One of the brass side plates shows five men raising the flag at Sydney on Wednesday 23 January 1788, the other shows the official occasion three days later when New South Wales was founded.

Arthur Phillip’s memorial was first unveiled in 1932 in St Mildred’s Church, Bread Street, just a few years before a German bomb fell during a raid in 1941, completely destroying the church. The memorial was re-erected shortly afterwards on a quiet corner of Watling Street, beneath the shadows of St Paul’s and more recently the new shopping centre development at New Change. Perhaps one of our least known naval heroes from British History, yet adored by many Australians’, giving them a Bank Holiday celebration, marking the anniversary of the first fleet’s arrival at Sydney Cove in January 1788.

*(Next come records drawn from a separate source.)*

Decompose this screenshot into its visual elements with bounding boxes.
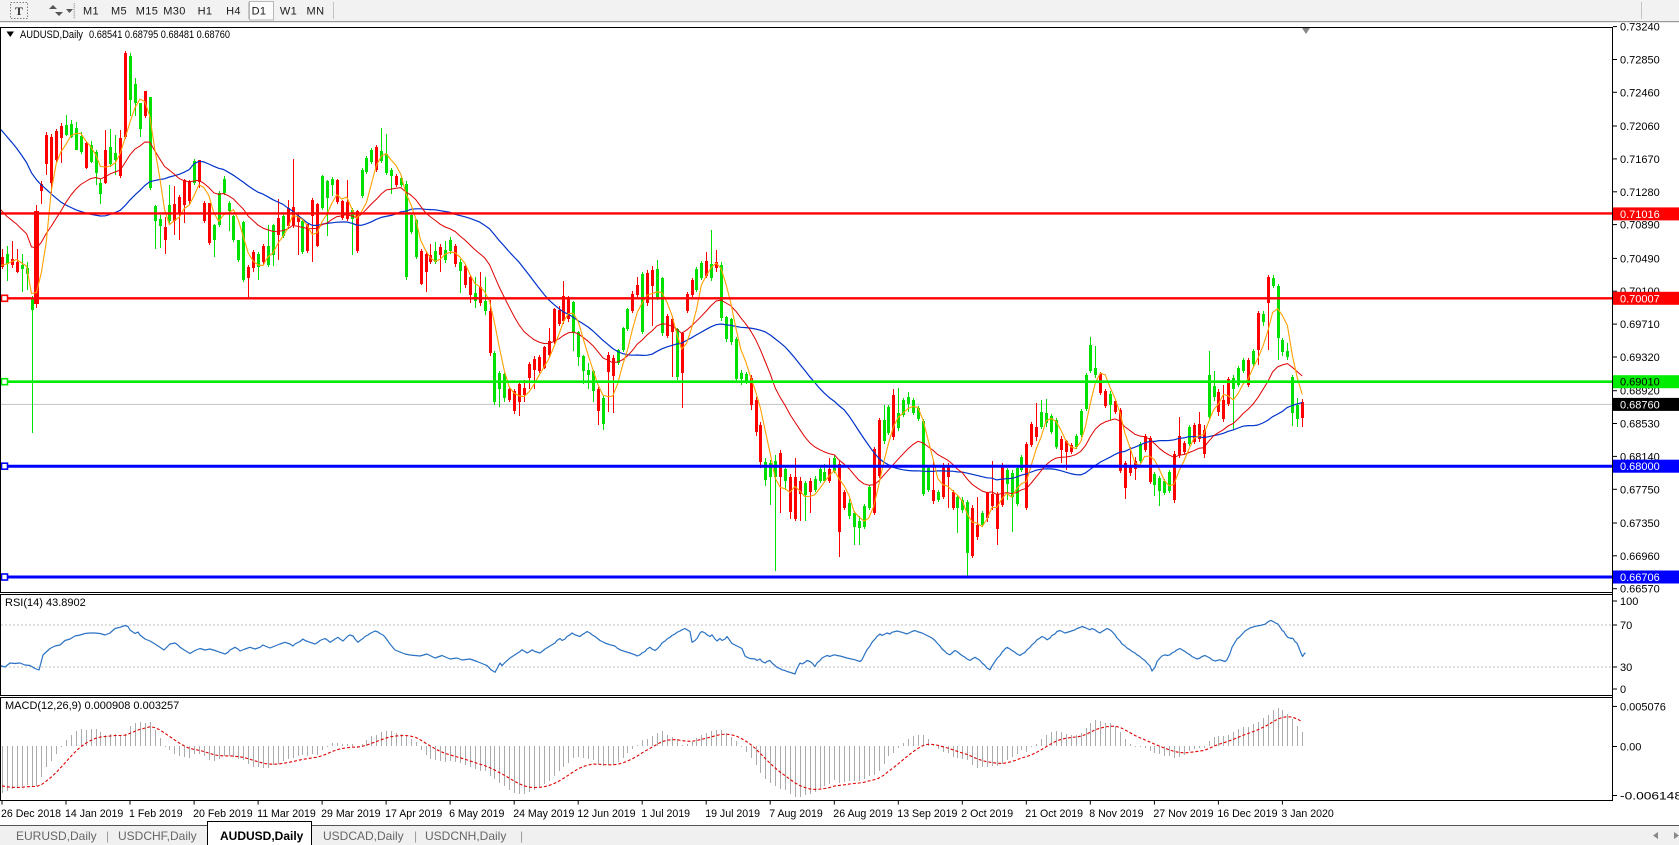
svg-text:1 Feb 2019: 1 Feb 2019 xyxy=(129,808,183,820)
svg-text:|: | xyxy=(520,829,523,843)
svg-text:AUDUSD,Daily: AUDUSD,Daily xyxy=(220,829,304,843)
svg-text:USDCHF,Daily: USDCHF,Daily xyxy=(118,829,197,843)
svg-text:0.69010: 0.69010 xyxy=(1620,377,1660,389)
svg-text:0.73240: 0.73240 xyxy=(1620,22,1660,34)
svg-text:0.66706: 0.66706 xyxy=(1620,572,1660,584)
svg-text:24 May 2019: 24 May 2019 xyxy=(513,808,574,820)
svg-text:0.70007: 0.70007 xyxy=(1620,293,1660,305)
svg-text:M30: M30 xyxy=(163,6,186,18)
svg-text:29 Mar 2019: 29 Mar 2019 xyxy=(321,808,381,820)
svg-text:M15: M15 xyxy=(136,6,159,18)
svg-text:USDCAD,Daily: USDCAD,Daily xyxy=(323,829,404,843)
svg-text:0.69710: 0.69710 xyxy=(1620,319,1660,331)
svg-text:100: 100 xyxy=(1620,596,1638,608)
svg-text:0.72460: 0.72460 xyxy=(1620,87,1660,99)
svg-text:30: 30 xyxy=(1620,662,1632,674)
svg-text:M5: M5 xyxy=(111,6,127,18)
svg-text:0.68530: 0.68530 xyxy=(1620,419,1660,431)
svg-text:0.71280: 0.71280 xyxy=(1620,187,1660,199)
svg-text:1 Jul 2019: 1 Jul 2019 xyxy=(641,808,690,820)
svg-text:0.70890: 0.70890 xyxy=(1620,220,1660,232)
svg-text:D1: D1 xyxy=(252,6,267,18)
svg-text:0.67350: 0.67350 xyxy=(1620,518,1660,530)
svg-text:7 Aug 2019: 7 Aug 2019 xyxy=(769,808,823,820)
svg-text:|: | xyxy=(106,829,109,843)
svg-text:USDCNH,Daily: USDCNH,Daily xyxy=(425,829,506,843)
svg-text:26 Dec 2018: 26 Dec 2018 xyxy=(1,808,61,820)
svg-text:0.71670: 0.71670 xyxy=(1620,154,1660,166)
svg-text:0.72060: 0.72060 xyxy=(1620,121,1660,133)
svg-text:H1: H1 xyxy=(198,6,213,18)
svg-text:T: T xyxy=(15,4,23,18)
svg-text:16 Dec 2019: 16 Dec 2019 xyxy=(1217,808,1277,820)
svg-text:0.71016: 0.71016 xyxy=(1620,209,1660,221)
svg-text:0.005076: 0.005076 xyxy=(1620,701,1666,713)
svg-text:13 Sep 2019: 13 Sep 2019 xyxy=(897,808,957,820)
svg-text:M1: M1 xyxy=(83,6,99,18)
svg-text:2 Oct 2019: 2 Oct 2019 xyxy=(961,808,1013,820)
svg-text:0.67750: 0.67750 xyxy=(1620,484,1660,496)
svg-text:0.00: 0.00 xyxy=(1620,742,1641,754)
svg-text:19 Jul 2019: 19 Jul 2019 xyxy=(705,808,760,820)
svg-text:AUDUSD,Daily: AUDUSD,Daily xyxy=(20,29,83,41)
svg-text:26 Aug 2019: 26 Aug 2019 xyxy=(833,808,893,820)
svg-text:12 Jun 2019: 12 Jun 2019 xyxy=(577,808,635,820)
svg-text:RSI(14) 43.8902: RSI(14) 43.8902 xyxy=(5,597,86,609)
svg-text:6 May 2019: 6 May 2019 xyxy=(449,808,504,820)
svg-text:14 Jan 2019: 14 Jan 2019 xyxy=(65,808,123,820)
svg-text:0.68760: 0.68760 xyxy=(1620,399,1660,411)
svg-text:0.72850: 0.72850 xyxy=(1620,55,1660,67)
svg-text:W1: W1 xyxy=(280,6,297,18)
svg-text:0.66570: 0.66570 xyxy=(1620,584,1660,596)
svg-text:0.68541 0.68795 0.68481 0.6876: 0.68541 0.68795 0.68481 0.68760 xyxy=(89,29,230,41)
svg-text:0: 0 xyxy=(1620,684,1626,696)
svg-text:11 Mar 2019: 11 Mar 2019 xyxy=(257,808,316,820)
svg-text:20 Feb 2019: 20 Feb 2019 xyxy=(193,808,253,820)
svg-text:EURUSD,Daily: EURUSD,Daily xyxy=(16,829,97,843)
svg-text:MACD(12,26,9) 0.000908 0.00325: MACD(12,26,9) 0.000908 0.003257 xyxy=(5,700,179,712)
svg-text:0.68000: 0.68000 xyxy=(1620,461,1660,473)
svg-text:17 Apr 2019: 17 Apr 2019 xyxy=(385,808,442,820)
svg-text:27 Nov 2019: 27 Nov 2019 xyxy=(1153,808,1213,820)
svg-text:3 Jan 2020: 3 Jan 2020 xyxy=(1281,808,1334,820)
svg-text:-0.006148: -0.006148 xyxy=(1620,791,1679,803)
svg-text:H4: H4 xyxy=(226,6,241,18)
svg-text:|: | xyxy=(414,829,417,843)
svg-text:21 Oct 2019: 21 Oct 2019 xyxy=(1025,808,1083,820)
svg-text:0.66960: 0.66960 xyxy=(1620,551,1660,563)
svg-text:0.70490: 0.70490 xyxy=(1620,253,1660,265)
svg-text:MN: MN xyxy=(307,6,325,18)
svg-text:70: 70 xyxy=(1620,620,1632,632)
svg-text:0.68920: 0.68920 xyxy=(1620,386,1660,398)
svg-text:0.69320: 0.69320 xyxy=(1620,352,1660,364)
svg-text:8 Nov 2019: 8 Nov 2019 xyxy=(1089,808,1143,820)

Arthur Philip (known as “Captain” by Australians, although he became an Admiral and also the first Governor of New South Wales) was born on the 11 October 1738 in Bread Street, close to the notorious Newgate Prison. Having convicts around him seems to be his fate for he was to carry 1,373 of them, 15,000 nautical miles which were one of the greatest voyages ever made. The fact that those on board arrived safely, apart from 23 who died at sea – a remarkably low figure when taking into account the eight months journey by eleven ships at sea.

Even his death has become surrounded in mystery. In 1797 he retired to Bath, where he lived with his wife Isabella at 19 Bennett Street a splendid Georgian property in a sweeping crescent. In 1814 this 76-year-old man who three months earlier had been promoted in his retirement to Admiral of the blue, fell from his first-floor window and died! Some have suggested suicide or even murder; although it is more likely he suffered a stroke after many years of ill health.

Australians visiting England wishing to honour Arthur Phillip this monument would be a proud reminder of our unsung hero, who has not had his rightful praise from his own countrymen, where to this day he remains almost unknown. He never encouraged celebrity status which might have made him extravagantly famous like Nelson and other men of action. Instead, he is worshipped from afar, the founder of Sydney, New South Wales and the other branch of Newgate Prison.